Estoy muy solo y triste acá en este mundo abandonado;/

tengo una idea y es la de irme al lugar que yo más quiera;/

me falta algo para ir, pues caminando yo no puedo;/

construiré una balsa y me iré a naufragar...

1966 - La Balsa (Tanguito y Litto Nebbia) - primeiro tema reconhecido como rock argentino, gravado pela banda Los Gatos Salvajes

Antes de qualquer guerra ou ditadura, já existia um pré-rock argentino, claro – assim como havia o uruguaio, o australiano, o japonês –, resultado do sucesso internacional iniciado por um tal Elvis Presley, e que os Beatles e outras bandas de língua inglesa deram sequência com suas sonoras baterias e atraentes guitarras elétricas.

Em 1966, um golpe militar na Argentina empossou o General Juan Carlos Onganía e os ritmos musicais necessitaram se adaptar um pouco por lá. Assim como aconteceu mais tarde no Chile, com Augusto Pinochet, na Bolívia, com Hugo Banzer, no Peru, com Velasco Alvarado e, obviamente, antes de todos eles, no Brasil, com Castelo Branco (1964).

Enquanto isso, aqui, os Novos Baianos mudavam os ritmos da Jovem Guarda inicial, aquela de Roberto e Erasmo Carlos, Wanderléa, Vanusa, Ronnie Von, Rosemary, Wanderley Cardoso e tantos outros que cantavam “Biquíni Amarelo” e “Namoradinha de um Amigo Meu” e todo aquele Iê-Iê-Iê que causava furor em um país prestes a trocar seus sonhos em preto e branco pelas cores da telinha. Eram tempos de mudança. Nascia um novo mapa-múndi. O ainda incipiente pop se mostrava em suas diversas formas. No hemisfério Norte com os hippies; no Sul com as ditaduras militares. Lá a revolução sexual, aqui a pureza do amor.

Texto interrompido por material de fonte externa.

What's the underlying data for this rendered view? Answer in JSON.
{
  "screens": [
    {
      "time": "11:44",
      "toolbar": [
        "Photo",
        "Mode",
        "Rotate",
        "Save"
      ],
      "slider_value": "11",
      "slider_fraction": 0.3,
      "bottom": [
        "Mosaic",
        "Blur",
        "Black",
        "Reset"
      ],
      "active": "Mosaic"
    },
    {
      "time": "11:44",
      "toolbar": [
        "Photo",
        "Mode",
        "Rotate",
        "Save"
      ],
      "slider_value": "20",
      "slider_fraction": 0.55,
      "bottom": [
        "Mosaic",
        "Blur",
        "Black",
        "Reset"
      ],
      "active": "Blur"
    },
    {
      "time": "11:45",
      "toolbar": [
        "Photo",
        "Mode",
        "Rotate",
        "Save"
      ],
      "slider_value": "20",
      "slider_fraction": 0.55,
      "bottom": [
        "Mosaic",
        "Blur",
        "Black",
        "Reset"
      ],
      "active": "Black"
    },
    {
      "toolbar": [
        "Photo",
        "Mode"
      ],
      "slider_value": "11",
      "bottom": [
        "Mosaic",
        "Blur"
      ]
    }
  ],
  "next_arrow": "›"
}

Nessa Argentina dos anos 1960, havia um movimento parecido com a Jovem Guarda, talvez até mais naïf, chamado El Club del Clan, também nascido a partir de um programa de televisão. As novas vozes surgiam aí: Palito Ortega, Jolly Land, Johnny Tedesco, Violeta Rivas, Leo Dan. La Nueva Ola desembarcava definitivamente na América do Sul, misturando o local com o estrangeiro, com mais cara de twist do que de rock norte-americano propriamente dito. Enquanto isso, no Brasil, surgia o Tropicalismo.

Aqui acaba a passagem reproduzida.